My love is like a firework.
I see it in the darkest times, and it surprises me. Goes up, up, up, to the parts of me that I had never previously explored; it bursts into colour and although I have seen those colours before they seem more beautiful in the dark, and I find myself wishing I could hold onto that moment. And then it is gone.
They say that the only person it takes to love yourself is you, but we are such harsh critics, don't you agree? Because those fireworks only come once in a while and in between the darkness is so immense that I can hardly remember anything else; anything different. And yes, it takes darkness to appreciate light, but becoming accustomed to the darkness comes with a crushing sense of familiarity: I want to know what loving yourself means, even if only for a little while. These fleeting moments of confidence are tedious.

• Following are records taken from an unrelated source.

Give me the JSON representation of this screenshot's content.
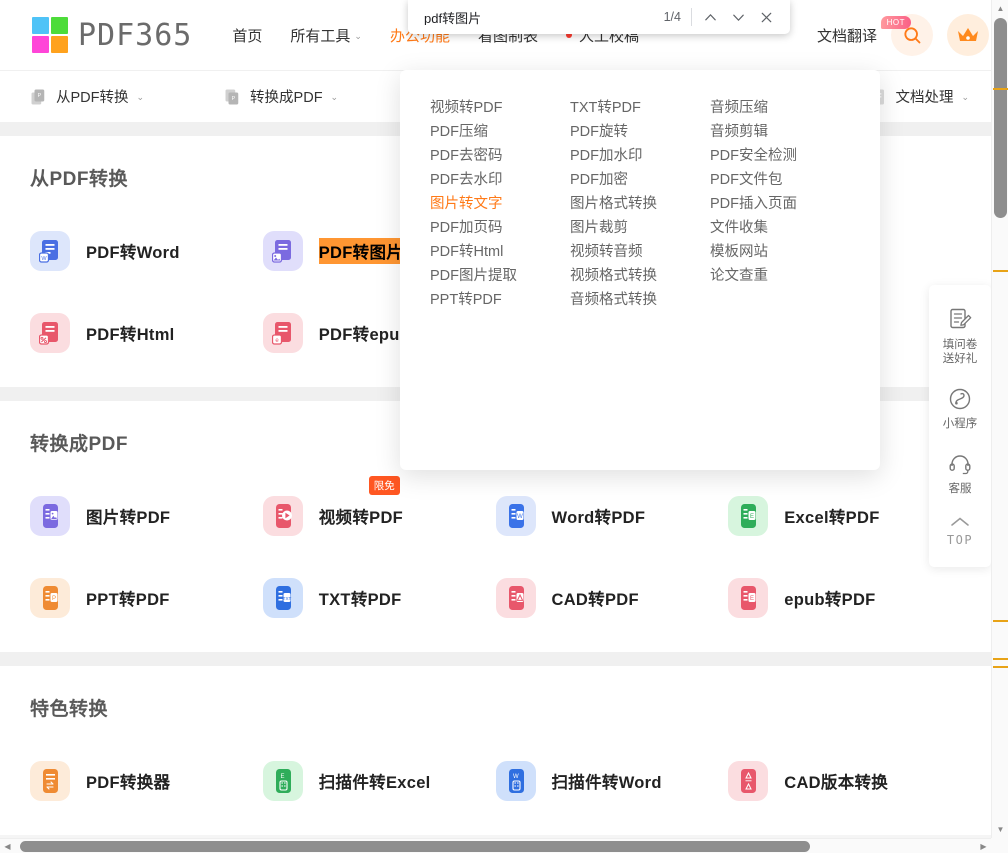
{
  "findbar": {
    "query": "pdf转图片",
    "placeholder": "",
    "count": "1/4",
    "prev_icon": "chevron-up-icon",
    "next_icon": "chevron-down-icon",
    "close_icon": "close-icon"
  },
  "header": {
    "logo_text": "PDF365",
    "nav": [
      {
        "label": "首页",
        "caret": false,
        "active": false
      },
      {
        "label": "所有工具",
        "caret": true,
        "active": false
      },
      {
        "label": "办公功能",
        "caret": false,
        "active": true
      },
      {
        "label": "看图制表",
        "caret": false,
        "active": false
      },
      {
        "label": "人工校稿",
        "caret": false,
        "active": false,
        "dot": true
      }
    ],
    "translate_label": "文档翻译",
    "hot_badge": "HOT",
    "search_icon": "search-icon",
    "vip_icon": "crown-icon"
  },
  "subnav": {
    "items": [
      {
        "label": "从PDF转换",
        "icon": "pdf-convert-from-icon",
        "caret": "⌄"
      },
      {
        "label": "转换成PDF",
        "icon": "pdf-convert-to-icon",
        "caret": "⌄"
      },
      {
        "label": "",
        "icon": "shield-star-icon",
        "caret": ""
      }
    ],
    "right": {
      "label": "文档处理",
      "icon": "document-icon",
      "caret": "⌄"
    }
  },
  "dropdown": {
    "columns": [
      [
        "视频转PDF",
        "PDF压缩",
        "PDF去密码",
        "PDF去水印",
        "图片转文字",
        "PDF加页码",
        "PDF转Html",
        "PDF图片提取",
        "PPT转PDF"
      ],
      [
        "TXT转PDF",
        "PDF旋转",
        "PDF加水印",
        "PDF加密",
        "图片格式转换",
        "图片裁剪",
        "视频转音频",
        "视频格式转换",
        "音频格式转换"
      ],
      [
        "音频压缩",
        "音频剪辑",
        "PDF安全检测",
        "PDF文件包",
        "PDF插入页面",
        "文件收集",
        "模板网站",
        "论文查重",
        ""
      ]
    ],
    "active_item": "图片转文字",
    "active_color": "#ff7a18"
  },
  "sections": [
    {
      "title": "从PDF转换",
      "tools": [
        {
          "label": "PDF转Word",
          "icon": "pdf-to-word-icon",
          "bg": "#dde6fb",
          "fg": "#4a6fe3",
          "highlight": false,
          "badge": ""
        },
        {
          "label": "PDF转图片",
          "icon": "pdf-to-image-icon",
          "bg": "#e0defb",
          "fg": "#7b6ae0",
          "highlight": true,
          "badge": ""
        },
        {
          "label": "",
          "icon": "",
          "bg": "",
          "fg": "",
          "highlight": false,
          "badge": ""
        },
        {
          "label": "",
          "icon": "",
          "bg": "",
          "fg": "",
          "highlight": false,
          "badge": ""
        },
        {
          "label": "PDF转Html",
          "icon": "pdf-to-html-icon",
          "bg": "#fbdde0",
          "fg": "#e8576b",
          "highlight": false,
          "badge": ""
        },
        {
          "label": "PDF转epub",
          "icon": "pdf-to-epub-icon",
          "bg": "#fbdde0",
          "fg": "#e8576b",
          "highlight": false,
          "badge": ""
        },
        {
          "label": "",
          "icon": "",
          "bg": "",
          "fg": "",
          "highlight": false,
          "badge": ""
        },
        {
          "label": "",
          "icon": "",
          "bg": "",
          "fg": "",
          "highlight": false,
          "badge": ""
        }
      ]
    },
    {
      "title": "转换成PDF",
      "tools": [
        {
          "label": "图片转PDF",
          "icon": "image-to-pdf-icon",
          "bg": "#e0defb",
          "fg": "#7b6ae0",
          "highlight": false,
          "badge": ""
        },
        {
          "label": "视频转PDF",
          "icon": "video-to-pdf-icon",
          "bg": "#fbdde0",
          "fg": "#e8576b",
          "highlight": false,
          "badge": "限免"
        },
        {
          "label": "Word转PDF",
          "icon": "word-to-pdf-icon",
          "bg": "#dde6fb",
          "fg": "#3a72e8",
          "highlight": false,
          "badge": ""
        },
        {
          "label": "Excel转PDF",
          "icon": "excel-to-pdf-icon",
          "bg": "#d7f5de",
          "fg": "#2fad5a",
          "highlight": false,
          "badge": ""
        },
        {
          "label": "PPT转PDF",
          "icon": "ppt-to-pdf-icon",
          "bg": "#fdebd9",
          "fg": "#ef8b33",
          "highlight": false,
          "badge": ""
        },
        {
          "label": "TXT转PDF",
          "icon": "txt-to-pdf-icon",
          "bg": "#cfe0fb",
          "fg": "#2f6fe0",
          "highlight": false,
          "badge": ""
        },
        {
          "label": "CAD转PDF",
          "icon": "cad-to-pdf-icon",
          "bg": "#fbdde0",
          "fg": "#e8576b",
          "highlight": false,
          "badge": ""
        },
        {
          "label": "epub转PDF",
          "icon": "epub-to-pdf-icon",
          "bg": "#fbdde0",
          "fg": "#e8576b",
          "highlight": false,
          "badge": ""
        }
      ]
    },
    {
      "title": "特色转换",
      "tools": [
        {
          "label": "PDF转换器",
          "icon": "pdf-converter-icon",
          "bg": "#fdebd9",
          "fg": "#ef8b33",
          "highlight": false,
          "badge": ""
        },
        {
          "label": "扫描件转Excel",
          "icon": "scan-to-excel-icon",
          "bg": "#d7f5de",
          "fg": "#2fad5a",
          "highlight": false,
          "badge": ""
        },
        {
          "label": "扫描件转Word",
          "icon": "scan-to-word-icon",
          "bg": "#cfe0fb",
          "fg": "#2f6fe0",
          "highlight": false,
          "badge": ""
        },
        {
          "label": "CAD版本转换",
          "icon": "cad-version-convert-icon",
          "bg": "#fbdde0",
          "fg": "#e8576b",
          "highlight": false,
          "badge": ""
        }
      ]
    }
  ],
  "rail": {
    "items": [
      {
        "label": "填问卷\n送好礼",
        "icon": "survey-icon"
      },
      {
        "label": "小程序",
        "icon": "miniprogram-icon"
      },
      {
        "label": "客服",
        "icon": "headset-icon"
      },
      {
        "label": "TOP",
        "icon": "arrow-up-icon"
      }
    ]
  },
  "scrollbars": {
    "vertical_up": "▲",
    "vertical_down": "▼",
    "horizontal_left": "◀",
    "horizontal_right": "▶"
  }
}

But then again, does anyone truly love themselves? I can't imagine looking in the mirror and being happy with what I see, and it seems to be that way for everyone else. Although I can't imagine why. These people I compare myself to - and, trust me, it's a lot of people - look undeniably pretty though my eyes. So why is it so hard for me to see myself that way? Why do I see myself as everything but pretty? I sometimes wonder if it'd be better to change perspective, to look at myself as someone else might look at me. Maybe they'd overlook the flaws I call myself out on every day. But how can you overlook something when it's the only thing I see?
The complexity of it all is mind-blowing. I suppose that's the point of complexity, really.

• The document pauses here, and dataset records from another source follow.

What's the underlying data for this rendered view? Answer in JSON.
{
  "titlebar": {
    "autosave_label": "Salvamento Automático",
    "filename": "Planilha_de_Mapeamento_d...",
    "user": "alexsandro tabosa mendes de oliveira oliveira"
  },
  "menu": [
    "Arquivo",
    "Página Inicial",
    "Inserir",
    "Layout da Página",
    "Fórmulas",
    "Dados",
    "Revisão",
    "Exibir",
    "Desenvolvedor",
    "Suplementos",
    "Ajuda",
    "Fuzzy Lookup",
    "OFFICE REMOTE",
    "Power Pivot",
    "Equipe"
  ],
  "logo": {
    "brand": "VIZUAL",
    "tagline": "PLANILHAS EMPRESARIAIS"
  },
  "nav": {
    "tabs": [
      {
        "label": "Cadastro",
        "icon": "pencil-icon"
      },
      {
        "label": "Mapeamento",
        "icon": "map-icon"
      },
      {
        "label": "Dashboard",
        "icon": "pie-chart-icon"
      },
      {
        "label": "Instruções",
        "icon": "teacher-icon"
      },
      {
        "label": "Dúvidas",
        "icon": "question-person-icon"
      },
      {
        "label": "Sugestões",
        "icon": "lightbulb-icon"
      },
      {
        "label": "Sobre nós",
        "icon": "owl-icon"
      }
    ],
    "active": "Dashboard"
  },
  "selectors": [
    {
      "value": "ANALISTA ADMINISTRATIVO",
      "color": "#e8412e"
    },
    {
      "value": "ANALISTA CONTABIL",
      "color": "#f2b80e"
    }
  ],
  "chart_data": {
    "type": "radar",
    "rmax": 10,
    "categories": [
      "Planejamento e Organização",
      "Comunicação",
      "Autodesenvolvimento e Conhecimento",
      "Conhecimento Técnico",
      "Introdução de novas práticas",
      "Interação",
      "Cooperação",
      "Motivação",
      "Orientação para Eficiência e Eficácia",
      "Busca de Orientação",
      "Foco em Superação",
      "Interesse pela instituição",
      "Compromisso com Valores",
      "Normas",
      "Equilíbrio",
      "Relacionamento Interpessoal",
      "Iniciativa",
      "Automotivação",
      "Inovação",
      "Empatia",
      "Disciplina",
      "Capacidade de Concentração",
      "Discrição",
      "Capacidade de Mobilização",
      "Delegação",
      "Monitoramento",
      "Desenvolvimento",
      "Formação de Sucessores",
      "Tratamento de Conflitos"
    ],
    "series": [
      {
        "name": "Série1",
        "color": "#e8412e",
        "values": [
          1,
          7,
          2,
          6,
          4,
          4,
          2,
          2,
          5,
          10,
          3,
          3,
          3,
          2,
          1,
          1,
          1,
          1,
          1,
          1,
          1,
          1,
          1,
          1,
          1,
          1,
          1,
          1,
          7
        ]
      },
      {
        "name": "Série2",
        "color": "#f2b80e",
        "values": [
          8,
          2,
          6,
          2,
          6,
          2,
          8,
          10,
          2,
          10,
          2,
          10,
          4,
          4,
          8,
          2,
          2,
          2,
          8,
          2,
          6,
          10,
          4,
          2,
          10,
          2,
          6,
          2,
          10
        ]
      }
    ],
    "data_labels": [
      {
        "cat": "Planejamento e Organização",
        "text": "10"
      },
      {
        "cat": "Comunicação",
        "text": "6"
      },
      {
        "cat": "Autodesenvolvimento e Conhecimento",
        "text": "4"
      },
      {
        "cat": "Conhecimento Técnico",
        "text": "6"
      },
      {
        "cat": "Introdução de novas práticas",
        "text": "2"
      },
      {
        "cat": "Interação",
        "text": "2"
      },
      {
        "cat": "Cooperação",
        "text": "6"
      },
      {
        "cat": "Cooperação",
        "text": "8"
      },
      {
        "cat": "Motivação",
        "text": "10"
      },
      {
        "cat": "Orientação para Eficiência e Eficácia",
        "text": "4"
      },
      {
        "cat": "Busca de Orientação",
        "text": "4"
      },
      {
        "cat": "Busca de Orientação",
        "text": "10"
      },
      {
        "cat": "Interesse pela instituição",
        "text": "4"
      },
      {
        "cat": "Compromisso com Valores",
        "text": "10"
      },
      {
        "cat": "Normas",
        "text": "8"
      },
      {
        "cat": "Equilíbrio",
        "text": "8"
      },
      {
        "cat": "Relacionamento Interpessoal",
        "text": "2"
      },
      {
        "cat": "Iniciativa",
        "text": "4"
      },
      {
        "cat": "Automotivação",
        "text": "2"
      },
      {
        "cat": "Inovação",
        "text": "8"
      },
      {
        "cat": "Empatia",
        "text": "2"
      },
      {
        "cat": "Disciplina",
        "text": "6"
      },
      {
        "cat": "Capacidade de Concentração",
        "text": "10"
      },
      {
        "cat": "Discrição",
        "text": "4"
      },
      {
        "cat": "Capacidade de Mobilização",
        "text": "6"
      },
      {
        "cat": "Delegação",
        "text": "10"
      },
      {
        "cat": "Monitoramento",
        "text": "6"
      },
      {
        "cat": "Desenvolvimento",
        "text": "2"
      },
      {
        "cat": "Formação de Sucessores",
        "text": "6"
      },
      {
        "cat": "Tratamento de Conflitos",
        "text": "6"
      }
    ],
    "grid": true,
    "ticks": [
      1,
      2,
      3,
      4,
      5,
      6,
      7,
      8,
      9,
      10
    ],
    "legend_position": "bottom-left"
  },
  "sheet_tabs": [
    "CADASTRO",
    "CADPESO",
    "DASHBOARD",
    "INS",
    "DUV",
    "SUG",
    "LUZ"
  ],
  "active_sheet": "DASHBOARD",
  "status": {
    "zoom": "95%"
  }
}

And it's not the media making me feel this way. Well, not really. Those people I see in magazines are so different to me that I find it hard to believe they actually exist - which is insulting, I know - but nevertheless, I feel immediately envious of how they look, whether I know them or not. So there's that, but there's more to it than just celebrities. It's the people around me that I compare myself to the most. The girls at school, even people on the street. They all make me want something I can't have; make me want to be someone I'm not. I don't blame them. Us humans are far too curious. Maybe if I stopped focusing on other people I'd be more generous towards myself. But we all know that isn't going to happen anytime soon.
And it's not that I want to be beautiful; not at all. There really is no other word to describe something beautiful, because that's all it is - it is beautiful simply for existing in the first place. (Look at it this way: The sky is beautiful because of the colours and the clouds and the horizon - which is exactly the same thing as saying the sky is beautiful because it is the sky). But being pretty is different. Being pretty is looking pretty, and that seems to apply to everyone but me. But what I find hard to believe is that every person I've ever seen, every person I've ever met, every person I've ever compared myself to without even being aware I'm comparing myself to them, is thinking the same thing. And that's something I just can't comprehend.
So for now I'll just keep hoping for a few more fireworks.